I'm splitting a string by three different characters but I want the output to include the characters I split by. Is there any easy way to do this?
result = originalString.Split(separator);
for(int i = 0; i < result.Length - 1; i++)
result[i] += separator;
(EDIT - this is a bad answer - I misread his question and didn't see that he was splitting by multiple characters.)
(EDIT - a correct LINQ version is awkward, since the separator shouldn't get concatenated onto the final string in the split array.)
Recently I wrote an extension method do to this:
public static class StringExtensions
{
public static IEnumerable<string> SplitAndKeep(this string s, string seperator)
{
string[] obj = s.Split(new string[] { seperator }, StringSplitOptions.None);
for (int i = 0; i < obj.Length; i++)
{
string result = i == obj.Length - 1 ? obj[i] : obj[i] + seperator;
yield return result;
}
}
}
Regex.Split looks like it might be able to do what you want perhaps.
I'd try:
string[] parts = Regex.Split(originalString, @"(?<=[.,;])")
(if the split chars were , . and ;)
(?<=PATTERN) is positive-lookbehind. It should match at any place where the preceeding text fits PATTERN so there should be a match (and a split) after each occurance of any the characters.
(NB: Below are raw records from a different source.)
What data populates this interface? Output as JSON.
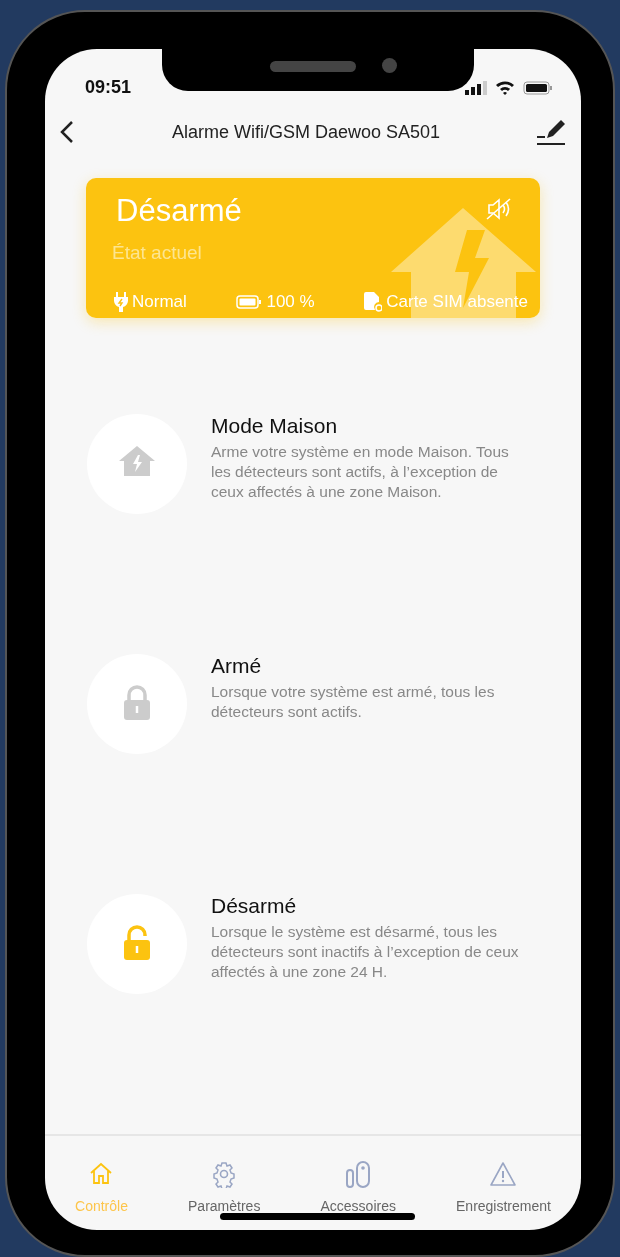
{
  "status_bar": {
    "time": "09:51"
  },
  "header": {
    "title": "Alarme Wifi/GSM Daewoo SA501"
  },
  "status_card": {
    "state": "Désarmé",
    "caption": "État actuel",
    "muted": true,
    "items": [
      {
        "kind": "power",
        "text": "Normal"
      },
      {
        "kind": "battery",
        "text": "100 %"
      },
      {
        "kind": "sim",
        "text": "Carte SIM absente"
      }
    ]
  },
  "modes": [
    {
      "kind": "home",
      "title": "Mode Maison",
      "description": "Arme votre système en mode Maison. Tous les détecteurs sont actifs, à l’exception de ceux affectés à une zone Maison.",
      "selected": false
    },
    {
      "kind": "lock",
      "title": "Armé",
      "description": "Lorsque votre système est armé, tous les détecteurs sont actifs.",
      "selected": false
    },
    {
      "kind": "unlock",
      "title": "Désarmé",
      "description": "Lorsque le système est désarmé, tous les détecteurs sont inactifs à l’exception de ceux affectés à une zone 24 H.",
      "selected": true
    }
  ],
  "tabs": [
    {
      "kind": "home",
      "label": "Contrôle",
      "selected": true
    },
    {
      "kind": "gear",
      "label": "Paramètres",
      "selected": false
    },
    {
      "kind": "sensor",
      "label": "Accessoires",
      "selected": false
    },
    {
      "kind": "warning",
      "label": "Enregistrement",
      "selected": false
    }
  ]
}
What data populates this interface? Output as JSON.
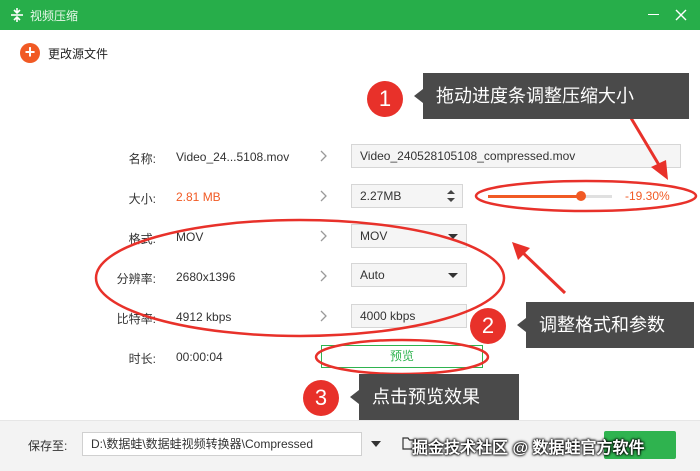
{
  "window": {
    "title": "视频压缩",
    "app_icon": "compress-icon",
    "accent": "#27ae4a"
  },
  "toolbar": {
    "change_source_label": "更改源文件"
  },
  "form": {
    "name": {
      "label": "名称:",
      "source": "Video_24...5108.mov",
      "output": "Video_240528105108_compressed.mov"
    },
    "size": {
      "label": "大小:",
      "source": "2.81 MB",
      "output": "2.27MB",
      "slider_percent": "-19.30%",
      "slider_fraction": 0.75
    },
    "format": {
      "label": "格式:",
      "source": "MOV",
      "output": "MOV"
    },
    "resolution": {
      "label": "分辨率:",
      "source": "2680x1396",
      "output": "Auto"
    },
    "bitrate": {
      "label": "比特率:",
      "source": "4912 kbps",
      "output": "4000 kbps"
    },
    "duration": {
      "label": "时长:",
      "source": "00:00:04"
    },
    "preview_label": "预览"
  },
  "bottom": {
    "save_label": "保存至:",
    "path": "D:\\数据蛙\\数据蛙视频转换器\\Compressed"
  },
  "callouts": [
    {
      "number": "1",
      "text": "拖动进度条调整压缩大小"
    },
    {
      "number": "2",
      "text": "调整格式和参数"
    },
    {
      "number": "3",
      "text": "点击预览效果"
    }
  ],
  "watermark": "掘金技术社区 @ 数据蛙官方软件",
  "colors": {
    "orange": "#f15a24",
    "annotation_red": "#e8312a",
    "callout_bg": "#4a4a4a"
  }
}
using System.Collections.Generic;
using System.Text.RegularExpressions;
namespace ConsoleApplication9
{
class Program
{
static void Main(string[] args)
{
string input = @"This;is:a.test";
char sep0 = ';', sep1 = ':', sep2 = '.';
string pattern = string.Format("[{0}{1}{2}]|[^{0}{1}{2}]+", sep0, sep1, sep2);
Regex regex = new Regex(pattern);
MatchCollection matches = regex.Matches(input);
List<string> parts=new List<string>();
foreach (Match match in matches)
{
parts.Add(match.ToString());
}
}
}
}
Iterate through the string character by character (which is what regex does anyway. When you find a splitter, then spin off a substring.
pseudo code
int hold, counter;
List<String> afterSplit;
string toSplit
for(hold = 0, counter = 0; counter < toSplit.Length; counter++)
{
if(toSplit[counter] = /*split charaters*/)
{
afterSplit.Add(toSplit.Substring(hold, counter));
hold = counter;
}
}
That's sort of C# but not really. Obviously, choose the appropriate function names. Also, I think there might be an off-by-1 error in there.
But that will do what you're asking.
This seems to work, but its not been tested much.
public static string[] SplitAndKeepSeparators(string value, char[] separators, StringSplitOptions splitOptions)
{
List<string> splitValues = new List<string>();
int itemStart = 0;
for (int pos = 0; pos < value.Length; pos++)
{
for (int sepIndex = 0; sepIndex < separators.Length; sepIndex++)
{
if (separators[sepIndex] == value[pos])
{
// add the section of string before the separator
// (unless its empty and we are discarding empty sections)
if (itemStart != pos || splitOptions == StringSplitOptions.None)
{
splitValues.Add(value.Substring(itemStart, pos - itemStart));
}
itemStart = pos + 1;
// add the separator
splitValues.Add(separators[sepIndex].ToString());
break;
}
}
}
// add anything after the final separator
// (unless its empty and we are discarding empty sections)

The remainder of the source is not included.